#FreeAndrew on front page: German Junge Welt joins campaign to free Russian journalist
German newspaper Junge Welt has declared it joins the international campaign to free the Russian journalist Andrey Stenin, who has been missing in Ukraine since August 5.
“Andrey Stenin was working in hot spots, in Donetsk, Slavyansk and Mariupol, and many other cities where the Ukrainian army and the people’s militia are fighting. His pictures show what it’s like when Kiev troops attack the population of their country with artillery shells,” the newspaper said.
“There are frightened children and desperate old men, looking for protection from the bombs in their basements. There are fighters who look with horror at the field of debris where the Boeing 777 crashed. And young soldiers in their tanks on their way into battle with their own countrymen,” Junge Welt said, describing some of Andrey Stenin’s photos.
Also, the newspaper suggests a theory over what happened to the journalist after his disappearance: that he was captured and detained by Ukrainian intelligence – something confirmed two weeks ago by Anton Gerashchenko, adviser to the Ukrainian Interior Minister. A day later, however, the advisor denied it on Ukrainian TV, calling Stenin “an accomplice in the crime of terrorists.”
Junge Welt is a German daily, describing itself as left and Marxist.
There is no official confirmation of what happened to the journalist, and Ukrainian intelligence agencies have frequently denied detaining Stenin. Rallies in his support have been taking place all over the world, with the international community outraged over the Kiev’s lack of timely response to the matter.
Meanwhile, two freed Crimean journalists, Evgeniya Koroleva and Maksim Vasilenko, have stated that they tried to find out the fate of Stenin while they were in captivity of the Right Sector ultranationalist group. The militants said that they weren’t complicit in Stenin’s disappearance.
“We asked them about Stenin’s fate.

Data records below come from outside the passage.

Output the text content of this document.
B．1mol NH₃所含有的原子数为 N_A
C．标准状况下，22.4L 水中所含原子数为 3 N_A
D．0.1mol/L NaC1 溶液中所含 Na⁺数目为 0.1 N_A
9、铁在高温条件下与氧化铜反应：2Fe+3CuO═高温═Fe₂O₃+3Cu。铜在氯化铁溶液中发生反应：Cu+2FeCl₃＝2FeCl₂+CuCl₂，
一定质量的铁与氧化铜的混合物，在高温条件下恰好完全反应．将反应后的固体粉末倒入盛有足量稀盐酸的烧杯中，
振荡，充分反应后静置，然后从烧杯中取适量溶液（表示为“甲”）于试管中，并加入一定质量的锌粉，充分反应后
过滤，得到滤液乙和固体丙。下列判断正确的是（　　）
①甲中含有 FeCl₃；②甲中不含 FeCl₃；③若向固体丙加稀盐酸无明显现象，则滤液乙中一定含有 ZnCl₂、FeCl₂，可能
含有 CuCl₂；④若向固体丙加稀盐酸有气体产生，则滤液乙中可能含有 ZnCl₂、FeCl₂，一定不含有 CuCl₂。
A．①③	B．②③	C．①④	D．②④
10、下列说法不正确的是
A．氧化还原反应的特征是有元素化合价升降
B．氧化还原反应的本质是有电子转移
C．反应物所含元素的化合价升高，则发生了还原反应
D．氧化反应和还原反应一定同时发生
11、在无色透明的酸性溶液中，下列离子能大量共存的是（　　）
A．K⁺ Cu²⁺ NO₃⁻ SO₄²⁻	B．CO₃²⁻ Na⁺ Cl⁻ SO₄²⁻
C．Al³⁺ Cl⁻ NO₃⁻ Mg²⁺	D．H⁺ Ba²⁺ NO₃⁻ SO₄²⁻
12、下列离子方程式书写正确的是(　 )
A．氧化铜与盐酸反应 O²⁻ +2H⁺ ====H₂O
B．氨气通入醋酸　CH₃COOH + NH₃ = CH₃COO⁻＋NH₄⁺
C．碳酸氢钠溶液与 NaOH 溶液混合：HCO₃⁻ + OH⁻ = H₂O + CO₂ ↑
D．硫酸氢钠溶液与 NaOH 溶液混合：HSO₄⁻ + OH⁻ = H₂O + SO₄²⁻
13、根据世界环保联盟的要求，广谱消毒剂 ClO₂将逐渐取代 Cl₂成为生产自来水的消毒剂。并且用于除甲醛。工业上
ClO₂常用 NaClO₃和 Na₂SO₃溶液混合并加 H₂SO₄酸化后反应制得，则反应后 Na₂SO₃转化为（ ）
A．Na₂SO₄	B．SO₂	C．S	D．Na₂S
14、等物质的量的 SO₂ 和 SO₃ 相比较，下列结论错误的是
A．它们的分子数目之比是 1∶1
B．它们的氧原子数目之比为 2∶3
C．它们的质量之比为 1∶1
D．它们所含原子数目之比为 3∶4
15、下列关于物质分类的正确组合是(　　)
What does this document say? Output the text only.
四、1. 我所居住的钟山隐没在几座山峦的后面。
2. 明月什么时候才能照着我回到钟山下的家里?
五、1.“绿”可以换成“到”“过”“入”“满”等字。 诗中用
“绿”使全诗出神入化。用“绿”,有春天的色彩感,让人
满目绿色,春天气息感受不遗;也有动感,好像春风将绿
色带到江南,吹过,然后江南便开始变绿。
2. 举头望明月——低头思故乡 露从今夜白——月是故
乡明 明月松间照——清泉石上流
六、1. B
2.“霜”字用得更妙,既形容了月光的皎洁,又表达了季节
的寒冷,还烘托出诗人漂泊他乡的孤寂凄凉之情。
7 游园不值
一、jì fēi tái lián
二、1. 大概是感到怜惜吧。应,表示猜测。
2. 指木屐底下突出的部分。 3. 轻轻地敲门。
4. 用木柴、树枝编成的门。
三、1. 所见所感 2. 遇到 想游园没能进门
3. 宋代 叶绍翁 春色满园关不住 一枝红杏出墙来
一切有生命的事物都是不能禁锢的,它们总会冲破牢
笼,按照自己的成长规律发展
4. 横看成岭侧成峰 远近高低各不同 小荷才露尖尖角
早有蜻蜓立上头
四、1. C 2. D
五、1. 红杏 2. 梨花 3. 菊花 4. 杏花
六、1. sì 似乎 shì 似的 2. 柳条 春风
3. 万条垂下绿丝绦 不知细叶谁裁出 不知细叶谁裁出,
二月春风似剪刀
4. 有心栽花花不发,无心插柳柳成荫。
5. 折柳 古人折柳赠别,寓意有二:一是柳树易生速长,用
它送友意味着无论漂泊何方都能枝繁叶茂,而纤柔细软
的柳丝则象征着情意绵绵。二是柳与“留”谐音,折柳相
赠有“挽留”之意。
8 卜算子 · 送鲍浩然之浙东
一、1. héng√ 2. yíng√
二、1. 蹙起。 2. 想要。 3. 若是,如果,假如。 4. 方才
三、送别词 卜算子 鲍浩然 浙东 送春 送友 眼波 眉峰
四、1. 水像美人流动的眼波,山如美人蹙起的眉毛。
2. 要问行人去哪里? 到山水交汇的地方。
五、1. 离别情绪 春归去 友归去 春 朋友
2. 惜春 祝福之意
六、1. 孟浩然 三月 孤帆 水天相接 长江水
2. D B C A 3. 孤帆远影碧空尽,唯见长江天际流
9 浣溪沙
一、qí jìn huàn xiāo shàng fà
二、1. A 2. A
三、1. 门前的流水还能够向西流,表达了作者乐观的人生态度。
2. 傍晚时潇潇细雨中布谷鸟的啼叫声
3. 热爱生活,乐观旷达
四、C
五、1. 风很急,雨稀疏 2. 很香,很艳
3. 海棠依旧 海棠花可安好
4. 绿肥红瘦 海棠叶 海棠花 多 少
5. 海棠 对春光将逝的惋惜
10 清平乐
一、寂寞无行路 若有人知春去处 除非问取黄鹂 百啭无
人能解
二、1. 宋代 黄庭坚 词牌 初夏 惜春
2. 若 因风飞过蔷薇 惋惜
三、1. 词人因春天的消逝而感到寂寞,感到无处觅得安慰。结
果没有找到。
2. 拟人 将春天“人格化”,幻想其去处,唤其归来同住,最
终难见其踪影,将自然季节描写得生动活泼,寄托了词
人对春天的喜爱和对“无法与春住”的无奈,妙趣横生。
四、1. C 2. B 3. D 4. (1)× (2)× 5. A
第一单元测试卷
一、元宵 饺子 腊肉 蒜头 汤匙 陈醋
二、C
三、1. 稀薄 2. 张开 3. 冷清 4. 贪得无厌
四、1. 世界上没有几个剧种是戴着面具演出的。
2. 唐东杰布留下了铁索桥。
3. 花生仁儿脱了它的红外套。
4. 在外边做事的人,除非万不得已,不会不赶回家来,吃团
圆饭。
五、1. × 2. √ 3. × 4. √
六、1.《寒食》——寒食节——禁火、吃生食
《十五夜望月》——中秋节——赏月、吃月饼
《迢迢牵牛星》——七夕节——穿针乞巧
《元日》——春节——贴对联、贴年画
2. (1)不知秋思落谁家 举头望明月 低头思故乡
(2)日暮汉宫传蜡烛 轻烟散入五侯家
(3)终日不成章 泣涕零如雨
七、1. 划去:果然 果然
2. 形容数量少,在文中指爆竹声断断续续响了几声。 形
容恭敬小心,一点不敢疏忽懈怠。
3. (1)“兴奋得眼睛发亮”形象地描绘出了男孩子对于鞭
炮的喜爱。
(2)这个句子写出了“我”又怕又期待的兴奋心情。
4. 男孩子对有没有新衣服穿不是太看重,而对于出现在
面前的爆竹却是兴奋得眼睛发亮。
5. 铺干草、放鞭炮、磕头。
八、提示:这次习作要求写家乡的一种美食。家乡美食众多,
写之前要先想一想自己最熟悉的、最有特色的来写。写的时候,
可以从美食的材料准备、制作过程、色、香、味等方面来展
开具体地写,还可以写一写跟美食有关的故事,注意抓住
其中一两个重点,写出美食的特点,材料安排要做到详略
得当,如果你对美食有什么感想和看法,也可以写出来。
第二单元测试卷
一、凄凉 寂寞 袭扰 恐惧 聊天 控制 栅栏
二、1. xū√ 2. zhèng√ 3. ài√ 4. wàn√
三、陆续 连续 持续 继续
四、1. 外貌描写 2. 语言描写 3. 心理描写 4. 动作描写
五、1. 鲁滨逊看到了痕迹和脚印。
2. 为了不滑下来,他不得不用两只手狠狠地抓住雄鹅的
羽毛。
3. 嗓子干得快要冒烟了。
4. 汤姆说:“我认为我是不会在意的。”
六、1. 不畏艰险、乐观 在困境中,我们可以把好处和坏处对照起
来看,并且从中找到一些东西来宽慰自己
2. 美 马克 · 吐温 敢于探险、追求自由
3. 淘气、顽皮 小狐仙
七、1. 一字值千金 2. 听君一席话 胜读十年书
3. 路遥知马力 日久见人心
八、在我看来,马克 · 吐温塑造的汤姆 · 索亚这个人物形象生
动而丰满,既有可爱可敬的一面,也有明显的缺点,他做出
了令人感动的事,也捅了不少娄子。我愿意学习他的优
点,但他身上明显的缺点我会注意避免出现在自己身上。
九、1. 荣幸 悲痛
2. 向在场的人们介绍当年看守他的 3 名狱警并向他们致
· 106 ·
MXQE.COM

However, according to their words, they only found out about his disappearance from the Internet and have nothing to do with it,” the journalists said when arriving in Sevastopol, as quoted by RIA-Novosti news agency.
On Tuesday, the Moscow Photographers’ Union staged a rally in front of the Ukrainian Embassy in the Russian capital.
Similar rallies took place in Serbia, several Russian cities and a few cities in Argentina, including Buenos Aires. One of the most renowned Mexican journalists’ clubs also spoke out in Stenin’s support.